US torture psychologists to stand trial


nsnbc : Psychologists James Mitchell and Bruce Jessen who took part in developing the CIA’s torture program in 2002 have now been ordered to stand trial in a civil lawsuit filed by three former detainees. This, after no criminal charges were filed despite a damning report into the CIA’s torture program adopted under the administration of US President George W. Bush.

USA_Military psychologists James Mitchell and Bruce Jessen_80 million dollar to develop CIA torture techniquesPsychologists James Mitchell and Bruce Jessen actively helped design and develop the CIA’s interrogation program, adopted post 9/11 and approved under the euphemistic name enhanced interrogation techniques by the Bush administration.

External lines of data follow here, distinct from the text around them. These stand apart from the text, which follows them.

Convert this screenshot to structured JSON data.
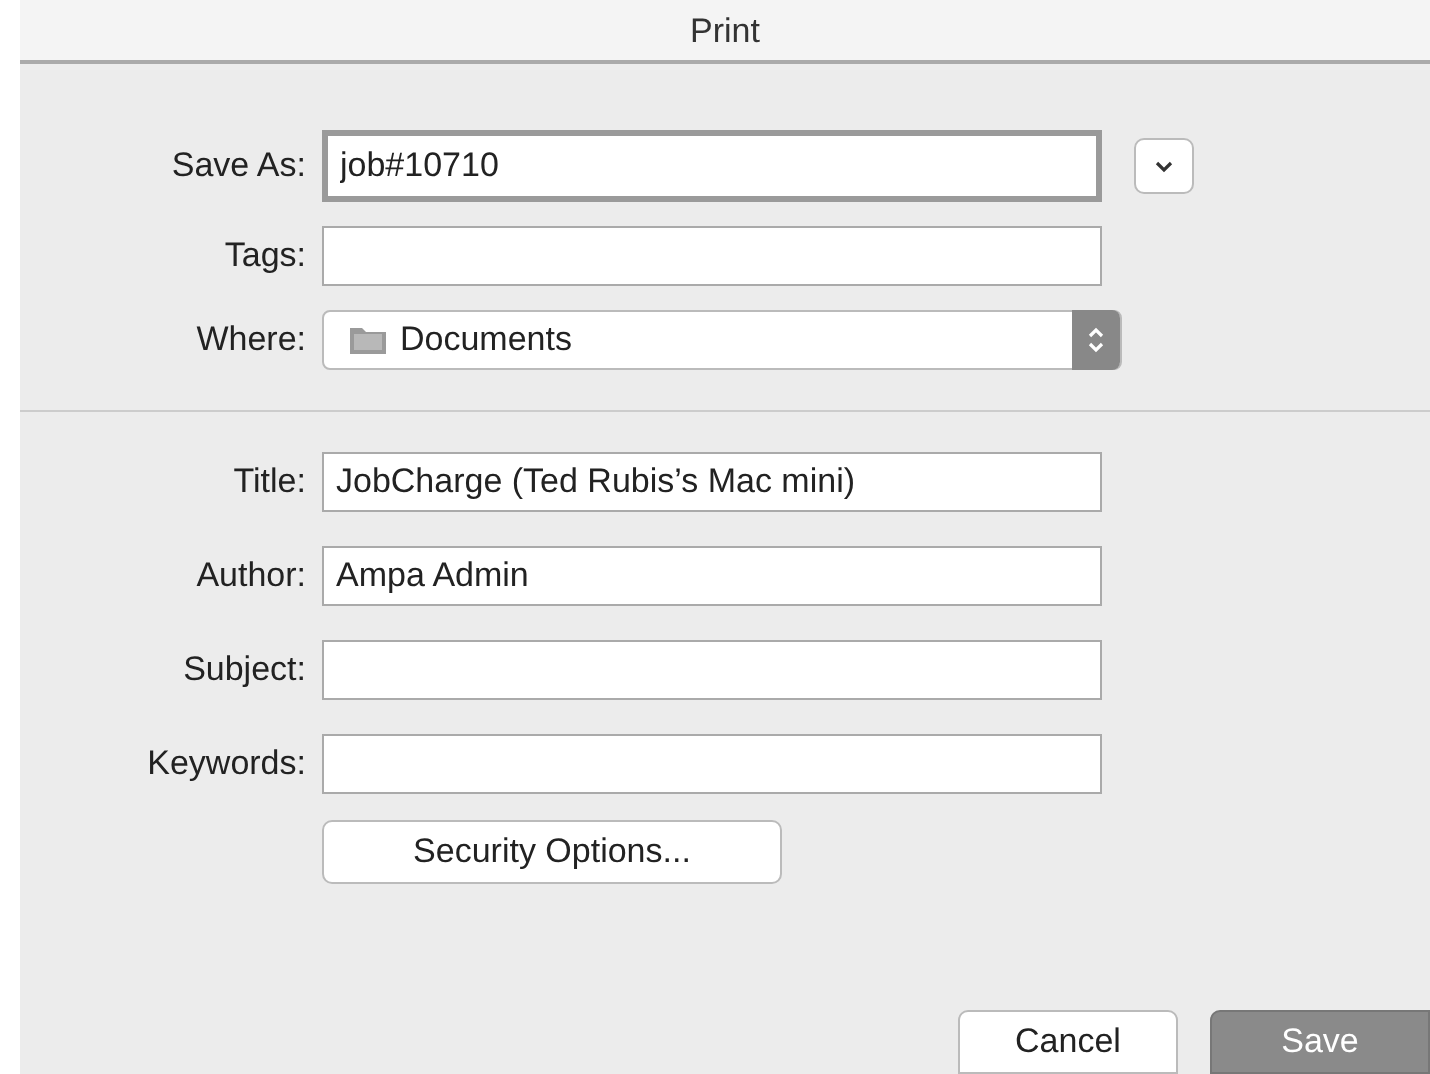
{
  "window": {
    "title": "Print"
  },
  "save_as": {
    "label": "Save As:",
    "value": "job#10710",
    "focused": true
  },
  "tags": {
    "label": "Tags:"
  },
  "where": {
    "label": "Where:",
    "value": "Documents"
  },
  "fields": [
    {
      "label": "Title:",
      "value": "JobCharge (Ted Rubis’s Mac mini)"
    },
    {
      "label": "Author:",
      "value": "Ampa Admin"
    },
    {
      "label": "Subject:"
    },
    {
      "label": "Keywords:"
    }
  ],
  "security_button": "Security Options...",
  "buttons": [
    {
      "label": "Cancel",
      "default": false
    },
    {
      "label": "Save",
      "default": true
    }
  ]
}
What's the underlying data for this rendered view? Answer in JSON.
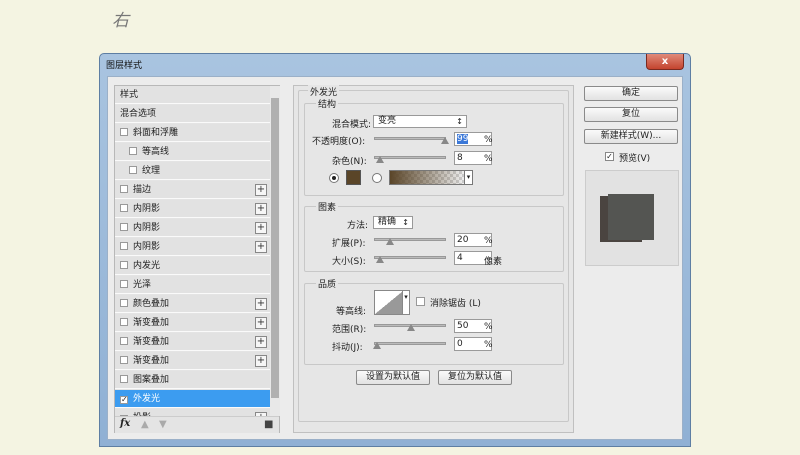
{
  "caption": "右",
  "dialog": {
    "title": "图层样式",
    "close": "x"
  },
  "list": {
    "items": [
      {
        "label": "样式",
        "checkbox": false,
        "plus": false
      },
      {
        "label": "混合选项",
        "checkbox": false,
        "plus": false
      },
      {
        "label": "斜面和浮雕",
        "checkbox": true,
        "plus": false
      },
      {
        "label": "等高线",
        "checkbox": true,
        "plus": false,
        "indent": true
      },
      {
        "label": "纹理",
        "checkbox": true,
        "plus": false,
        "indent": true
      },
      {
        "label": "描边",
        "checkbox": true,
        "plus": true
      },
      {
        "label": "内阴影",
        "checkbox": true,
        "plus": true
      },
      {
        "label": "内阴影",
        "checkbox": true,
        "plus": true
      },
      {
        "label": "内阴影",
        "checkbox": true,
        "plus": true
      },
      {
        "label": "内发光",
        "checkbox": true,
        "plus": false
      },
      {
        "label": "光泽",
        "checkbox": true,
        "plus": false
      },
      {
        "label": "颜色叠加",
        "checkbox": true,
        "plus": true
      },
      {
        "label": "渐变叠加",
        "checkbox": true,
        "plus": true
      },
      {
        "label": "渐变叠加",
        "checkbox": true,
        "plus": true
      },
      {
        "label": "渐变叠加",
        "checkbox": true,
        "plus": true
      },
      {
        "label": "图案叠加",
        "checkbox": true,
        "plus": false
      },
      {
        "label": "外发光",
        "checkbox": true,
        "checked": true,
        "selected": true,
        "plus": false
      },
      {
        "label": "投影",
        "checkbox": true,
        "checked": true,
        "plus": true
      }
    ],
    "fx": "fx"
  },
  "outer_glow": {
    "title": "外发光",
    "structure": {
      "title": "结构",
      "blend_label": "混合模式:",
      "blend_value": "变亮",
      "opacity_label": "不透明度(O):",
      "opacity": "99",
      "noise_label": "杂色(N):",
      "noise": "8",
      "unit": "%",
      "glow_color": "#5a4528"
    },
    "elements": {
      "title": "图素",
      "technique_label": "方法:",
      "technique": "精确",
      "spread_label": "扩展(P):",
      "spread": "20",
      "size_label": "大小(S):",
      "size": "4",
      "size_unit": "像素"
    },
    "quality": {
      "title": "品质",
      "contour_label": "等高线:",
      "antialias_label": "消除锯齿 (L)",
      "range_label": "范围(R):",
      "range": "50",
      "jitter_label": "抖动(J):",
      "jitter": "0"
    },
    "make_default": "设置为默认值",
    "reset_default": "复位为默认值"
  },
  "buttons": {
    "ok": "确定",
    "reset": "复位",
    "new_style": "新建样式(W)...",
    "preview": "预览(V)"
  }
}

The lawsuit comes after senior Judge Quackenbush on October 3, 2016, ruled that at least two senior CIA officials would have to sit for deposition in as requested by defendants Mitchell and Jessen. Former military psychologists James Mitchell and Jones Bruce Jessen are considered to be among the main architects of the CIA’s notorious torture program.

The CIA’s torture program has not only caused international outrage over systematic and criminal human rights abuse. Interrogation experts also stressed that torture yields very little useful intelligence. Others would stress that the program did not as much aim at extracting exact intelligence as it aimed at “extracting the intelligence that would serve political purposes”.

The previously released Senate Report on CIA torture revealed that neither Mitchell nor Jessen had experience as interrogator and neither did any of them have specialized knowledge about al-Qaeda, a background in terrorism, or any other relevant regional, cultural, or linguistic experience.

The two military psychologists served in the U.S. military’s Survival, Evasion, Resistance and Escape (SERE) program, teaching U.S. troops how to resist and cope with torture in the event of capture.

On Monday, August 7, 2017, two federal judges in Washington ordered a lawsuit on behalf of three former detainees, one of whom died in a CIA prison following “enhanced interrogation”, to go to jury trial: The judges rejected efforts to force a settlement out of court and to prevent a full hearing of the case.

The lawsuit against Mitchell and Bruce was filed by the American Civil Liberties Union (ACLU) on behalf of the ex-detainees. Although it is a civil lawsuit and not a criminal lawsuit, it is the first involving the notorious torture program going to trial. Its importance may indeed be that it creates precedence for other persons including members of the Bush  administration who were politically responsible for the development of the policy that led to the development of the “enhanced interrogation techniques”.  The case could, possibly also create precedent and lead to later criminal charges. The government has headed off previous efforts claiming it needed to protect sensitive intelligence.

Military psychologists James Mitchell and Bruce Jessen were recruited by the Central Intelligence Agency (CIA) in 2002 to design and help conduct interrogations on so-called terror suspects detained in Afghanistan and beyond in the United States so-called war on terror. The two psychologists were paid 80 million US dollar for their work which included participation in the interrogations of Khalid Sheikh Mohammed and Abu Zubaida. Khalid Sheikh Mohammed, who was water boarded tens of times eventually admitted to his “role in the 9/11 terror attacks”.

The ACLU maintains that Mitchell and Jessen were responsible for and profited from the illegal torture of Tanzanian Suleiman Abdullah Salim, Libyan Mohammed Ahmed Ben Soud, and Afghani Gul Rahman. The first two were eventually freed after years imprisonment while Rahman died of hypothermia in a CIA prison cell in November 2002 after, according to the ACLU, two weeks of brutal torture.

ACLU attorney Dror Ladin issued a statement saying “This is a historic day for our clients who all seek accountability. … The Court’s ruling means that for the first time, individuals responsible for the brutal and unlawful CIA torture program will face meaningful legal accountability for what they did. Our clients have waited a long time for justice”.

The Court rejected the defendants’ arguments to the effect that they were not responsible for all of the CIA’s interrogation activities and had nothing to do with the interrogations of the two men – and the third who died. Mitchell and Bruce also claimed they were not responsible for specific decisions to use the “enhanced interrogation techniques” in the specific cases of the three plaintiffs. They only broadly supplied the CIA with “a list of methods to chose from”. The two also claimed that the decision to use such techniques was made by the CIA and approved by the Department of Justice.